The largest lender in the nation, State Bank of India (SBI), raised the marginal cost of funds-based lending rates (MCLR) last week. SBI stated that these rates have not yet peaked and may climb by an additional 10 to 15 basis points (bps).
Corporate loans are correlated with the MCLR, which is based on a bank's funding costs. The external benchmark lending rate (EBLR), which is largely correlated with the policy repo rate of the Reserve Bank of India, is used to determine retail loan rates.
The RBI Governor Shaktikanta Das urged banks to review their business models in light of the ongoing discrepancy between the growth rates of deposits and credit, which prompted the decision to raise the MCLR. Since February 2023, the central bank has maintained the repo rate at 6.5%.
State Bank of India
Under the condition of anonymity, a key SBI official told a credible source that deposit rate transmission is mostly finished and that any modifications would probably be maturity bucket-specific for asset-liability management. The senior SBI official stated, "There was scope for tweaking the lending side where MCLR is the benchmark, for about 10-15 basis points."
The cycle of rising deposit rates may have peaked and run its course, but the lending side will still be affected in the months to come.

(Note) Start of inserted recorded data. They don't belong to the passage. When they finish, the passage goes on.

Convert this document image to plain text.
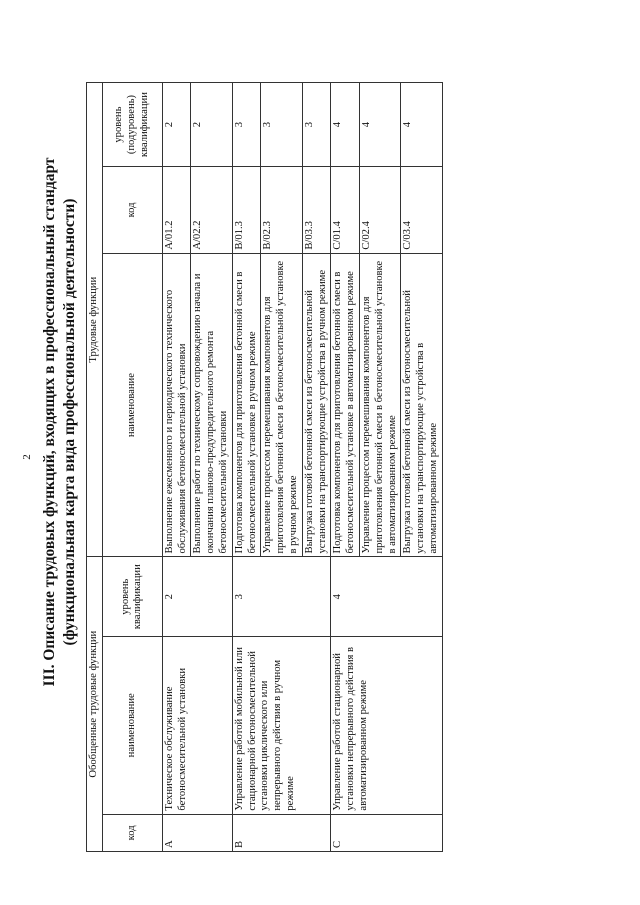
2 III. Описание трудовых функций, входящих в профессиональный стандарт (функциональная карта вида профессиональной деятельности)
Обобщенные трудовые функции			Трудовые функции		
код	наименование	уровень квалификации	наименование	код	уровень (подуровень) квалификации
A	Техническое обслуживание бетоносмесительной установки	2	Выполнение ежесменного и периодического технического обслуживания бетоносмесительной установки	A/01.2	2
			Выполнение работ по техническому сопровождению начала и окончания планово-предупредительного ремонта бетоносмесительной установки	A/02.2	2
B	Управление работой мобильной или стационарной бетоносмесительной установки циклического или непрерывного действия в ручном режиме	3	Подготовка компонентов для приготовления бетонной смеси в бетоносмесительной установке в ручном режиме	B/01.3	3
			Управление процессом перемешивания компонентов для приготовления бетонной смеси в бетоносмесительной установке в ручном режиме	B/02.3	3
			Выгрузка готовой бетонной смеси из бетоносмесительной установки на транспортирующие устройства в ручном режиме	B/03.3	3
C	Управление работой стационарной установки непрерывного действия в автоматизированном режиме	4	Подготовка компонентов для приготовления бетонной смеси в бетоносмесительной установке в автоматизированном режиме	C/01.4	4
			Управление процессом перемешивания компонентов для приготовления бетонной смеси в бетоносмесительной установке в автоматизированном режиме	C/02.4	4
			Выгрузка готовой бетонной смеси из бетоносмесительной установки на транспортирующие устройства в автоматизированном режиме	C/03.4	4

In order to fulfill the demand for loans, banks were forced to give depositors higher rates due to tight liquidity conditionsAn increase in funding costs would have an impact on the MCLR calculation, which sets the benchmark for lending rates to small and medium-sized businesses.
Dinesh Khara, the chairman of SBI, said last week that deposit rates have peaked.
As of March 2024, 36-37% of the credit in SBI's loan book was related to MCLR. According to data from the Reserve Bank of India, MCLR-based credit accounted for 39.4% of total credit for all scheduled commercial banks.
The weighted average domestic term deposit rates on fresh and existing deposits increased by 259 basis points and 185 basis points, respectively, in reaction to the 250 basis point adjustment in the policy repo rate since May 2022, according to the RBI's State of Economy report (May 2024).
The increase in the cost of money that occurs with a lag is reflected in the growth in MCLR. Between May 2022 and April 2024, there was a 166 bps rise in the one-year median MCLR.
According to a different SBI executive, there is still an opportunity to stabilize net interest margins by raising lending rates by ten to fifteen basis points. Because of the fierce competition, there is very little opportunity for rate adjustments in the retail sector, which includes house loans. Positive and growing attitude characterizes the sector and services. In addition, the pace of capital investment is creating opportunities. Units and businesses can choose to pay more for loans, according to the CEO.
The potential increase in MCLR should be seen within the context of ongoing upward pressure on the cost of funds brought on by the re-pricing of deposits, according to Karan Gupta, head and director of financial institutions at India Ratings.
Additionally, Gupta stated that when the Reserve Bank of India lowers the policy repo rate later in the fiscal year, it will have an effect on bank profits. A lot of consumer loans are correlated with external benchmarks such as the policy repo rate. He said that the lenders must notify the borrower of changes in policy rates right away, which might have an instantaneous effect on margins.